The intrahepatic ducts can be evaluated by obtaining views of the liver demonstrating the right and left branches of the portal vein. Doppler may be used to differentiate hepatic arteries and portal veins from bile ducts. The intrahepatic and extrahepatic bile ducts should be evaluated for dilatation, wall thickening, intraluminal findings, and other abnormalities. The bile duct in the porta hepatis should be measured and documented. When visualized, the distal common bile duct in the pancreatic head should be evaluated.

 

Pancreas
Whenever possible, all portions of the pancreas – head, uncinated process, body, and tail – should be identified. Orally administered water or contrast agent may afford better visualization of the pancreas. The following should be assessed in the examination of the pancreas:
a. Parenchymal abnormalities
b. The distal common bile duct in the region of the pancreatic head
c. The pancreatic duct for dilatation and any other abnormalities, with dilatation confirmed by measurement
d. The peripancreatic region for adenopathy and/or fluid

 

Spleen
Representative views of the spleen in long-axis and transverse projections should be obtained. Splenic length measurement may be helpful in assessing enlargement. Echogenicity of the left kidney should be compared to splenic echogenicity when possible. An attempt should be made to demonstrate the left hemidiaphragm and the adjacent pleural space.

 

Bowel
The bowel may be evaluated for wall thickening, dilatation, muscular hypertrophy, masses, vascularity, and other abnormalities. Sonography of the pylorus and surrounding structures may be indicated in the evaluation of the vomiting infant. Graded compression Sonography aids in the visualization of the appendix and other bowel loops. Measurements may aid in determining bowel wall thickening.

 

Abdominal wall
The examination should include images of the abdominal wall in the location of symptoms or signs. The relationship of any identified mass to the peritoneum should be demonstrated. Any defect in the peritoneum and abdominal wall musculature should be documented. The presence or absence of bowel, fluid, or other tissue contained within any abdominal wall defect should be noted. Images obtained in upright position and/or with use of the Valsalva maneuver may be helpful. Doppler examination may be useful to define the relationship of blood vessels to a detected mass.

 

Kidneys
The examination of native or transplanted kidneys should include long-axis and transverse views of the kidneys.
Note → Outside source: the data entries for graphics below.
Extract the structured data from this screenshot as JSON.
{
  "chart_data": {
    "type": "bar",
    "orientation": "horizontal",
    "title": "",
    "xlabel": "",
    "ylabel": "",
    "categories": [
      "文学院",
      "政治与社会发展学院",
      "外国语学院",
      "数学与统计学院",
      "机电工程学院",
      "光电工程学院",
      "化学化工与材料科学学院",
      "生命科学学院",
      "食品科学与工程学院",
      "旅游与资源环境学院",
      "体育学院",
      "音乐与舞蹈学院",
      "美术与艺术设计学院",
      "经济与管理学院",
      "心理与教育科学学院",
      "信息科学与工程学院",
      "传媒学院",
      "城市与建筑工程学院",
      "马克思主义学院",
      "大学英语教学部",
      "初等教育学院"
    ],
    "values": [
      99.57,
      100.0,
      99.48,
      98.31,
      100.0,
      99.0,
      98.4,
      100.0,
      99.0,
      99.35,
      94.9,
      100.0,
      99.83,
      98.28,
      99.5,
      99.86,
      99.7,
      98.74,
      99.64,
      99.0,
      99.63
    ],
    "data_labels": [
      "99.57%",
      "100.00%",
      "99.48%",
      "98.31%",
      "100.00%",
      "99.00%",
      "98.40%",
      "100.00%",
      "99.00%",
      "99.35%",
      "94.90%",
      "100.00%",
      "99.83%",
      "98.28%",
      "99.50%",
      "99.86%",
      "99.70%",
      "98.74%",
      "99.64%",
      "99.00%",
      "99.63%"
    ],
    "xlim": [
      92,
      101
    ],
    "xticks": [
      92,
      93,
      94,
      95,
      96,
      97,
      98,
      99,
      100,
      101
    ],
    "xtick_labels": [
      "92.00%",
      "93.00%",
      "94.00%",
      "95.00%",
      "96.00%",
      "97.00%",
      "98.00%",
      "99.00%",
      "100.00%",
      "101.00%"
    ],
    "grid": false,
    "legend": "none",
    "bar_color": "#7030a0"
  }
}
The cortices and renal pelves should be assessed. A maximum measurement of renal length should be recorded for both kidneys. Decubitus, prone, or upright positioning may provide better images of the native kidneys. When possible, renal echogenicity should be compared to the adjacent liver or spleen. The kidneys are perirenal regions be assessed for abnormalities.

 

Urinary bladder and adjacent structures
When performing a complete ultrasound evaluation of the urinary tract, transverse and longitudinal images of the distended urinary bladder and its wall should be included, if possible. Bladder lumen or wall abnormalities should be noted. Dilatation or other distal ureteral abnormalities should be documented. Transverse and longitudinal scans may be used to demonstrate any postvoid residual, which may be quantitated and reported.